5.1.   Where the Client requests a custom application or integration to another system, a development process must be followed to ensure the customer requirements are satisfied. Each Custom Development requested will be quoted separately.

6. Cloud Hosting Services & Products

6.1. Where a client utilizes any of PBT’s cloud hosting products and services, these services will be subject to their own agreement.

7. Direct Debit Authority

7.1.    For monthly recurring software fees or services, the Client agrees to complete a direct debit or credit card authority form to allow PBT to direct debit any monthly recurring amounts owing to PBT only.

8. Backing Up of Data

8.1.    PBT is not responsible for taking backups of data on the Client’s system(s) while services are being provided or thereafter unless a separate backup service has been agreed to. The Client must ensure that regular backups are taken of data, consistent with accepted industry practices. This includes data that PBT is working with while providing services (other than data on a consultant’s own computer, or in the PBT Office for which the consultant is responsible for backing up).

8.2. If PBT is providing backup services, they will be subject to the PBT Managed Online Backup Terms and Conditions published on our website.

9. Client Data Security

9.1.    PBT takes client data security seriously and takes a multi-layered approach to infrastructure and data security, which is detailed in our Data Security Policy.

9.2.    Please review our Data Security Policy for Client Data on our website.

9.3.    Your use of our services signifies your acceptance of our Data Security Policy.

9.4.    If you do not agree with any aspect of our data security policy, please refrain from using our services and contact us on 1300 720 767 to discuss the matter.

10. Employee Solicitation/Hiring

10.1.    Neither party will directly or indirectly solicit or offer employment to or hire any employee, former employee, subcontractor, or former subcontractor of the other. The terms “former employee” and “former subcontractor” will include only those employees or subcontractors of either party who were employed or utilized by that party within six (6) months immediately prior to the alleged violation.

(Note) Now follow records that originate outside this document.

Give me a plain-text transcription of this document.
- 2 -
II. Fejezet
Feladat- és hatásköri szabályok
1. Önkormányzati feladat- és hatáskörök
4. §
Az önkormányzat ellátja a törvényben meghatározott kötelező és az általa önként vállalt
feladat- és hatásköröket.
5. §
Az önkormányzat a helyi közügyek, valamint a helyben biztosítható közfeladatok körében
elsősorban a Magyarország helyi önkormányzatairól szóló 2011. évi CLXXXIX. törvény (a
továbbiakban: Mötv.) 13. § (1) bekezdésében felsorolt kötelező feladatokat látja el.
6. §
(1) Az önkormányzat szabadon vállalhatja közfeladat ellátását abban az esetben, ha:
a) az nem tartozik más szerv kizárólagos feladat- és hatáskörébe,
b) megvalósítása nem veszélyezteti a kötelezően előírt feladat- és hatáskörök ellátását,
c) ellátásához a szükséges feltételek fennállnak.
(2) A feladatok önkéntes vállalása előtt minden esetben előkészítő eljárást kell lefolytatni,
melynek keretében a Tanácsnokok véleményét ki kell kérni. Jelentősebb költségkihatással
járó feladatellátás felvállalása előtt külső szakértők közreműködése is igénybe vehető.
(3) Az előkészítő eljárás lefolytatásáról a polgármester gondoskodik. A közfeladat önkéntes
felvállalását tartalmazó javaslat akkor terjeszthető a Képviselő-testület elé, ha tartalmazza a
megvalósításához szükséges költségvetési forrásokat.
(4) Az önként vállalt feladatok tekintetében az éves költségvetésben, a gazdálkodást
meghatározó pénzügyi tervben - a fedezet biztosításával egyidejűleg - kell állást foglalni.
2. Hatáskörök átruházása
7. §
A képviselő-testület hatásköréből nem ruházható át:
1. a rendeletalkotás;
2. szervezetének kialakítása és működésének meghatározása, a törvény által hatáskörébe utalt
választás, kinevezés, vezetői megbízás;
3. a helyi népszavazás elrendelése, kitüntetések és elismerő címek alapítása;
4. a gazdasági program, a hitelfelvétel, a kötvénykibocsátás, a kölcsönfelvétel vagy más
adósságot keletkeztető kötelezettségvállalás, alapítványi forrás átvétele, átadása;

10.2.    In the event this clause is breached by either party, the breaching party agrees to pay the other party a monetary sum equal to that of 6 months of the employee’s annual base salary as recorded in the last 12 months that the non-violating party employed the employee. This clause is enforceable by either party even after the business relationship has been terminated for a period of 1 year.

11. Hardware and Hardware Related Software Sales

11.1.   Where PBT sells Hardware & Hardware Related Software (Operating Systems, MS Office, Backup Software, Security Software), it does so on a COD basis only.

11.2.   PBT will notify the client in advance of the date of delivery and payment is required to be made on the day of delivery.

11.3.   If Hardware & Hardware Related Software is being financed externally, PBT must be advised in advance, and contact details of the financing provided on request. Goods and services will be provided on receipt of the approved financial documentation.

12. Limitation of Liability

12.1.    Neither party will be liable to the other for special, indirect, or consequential damages incurred or suffered by the other arising as a result of, or related to, the performance of either party, whether in contract, tort or otherwise, even if the other has been advised of the possibility of such loss or damages.

12.2.    The Client will indemnify and hold PBT harmless against any claims incurred by PBT   arising out of or in conjunction with the client project or services.

12.3.    PBT’s total liability under this agreement with respect to the services, regardless of cause or theory of recovery, will not exceed the total amount of fees paid by the Client for the products and / or services provided.

13. Termination of this Agreement

13.1.    This Agreement may be terminated by the Client at any time by providing PBT with one month’s written notice.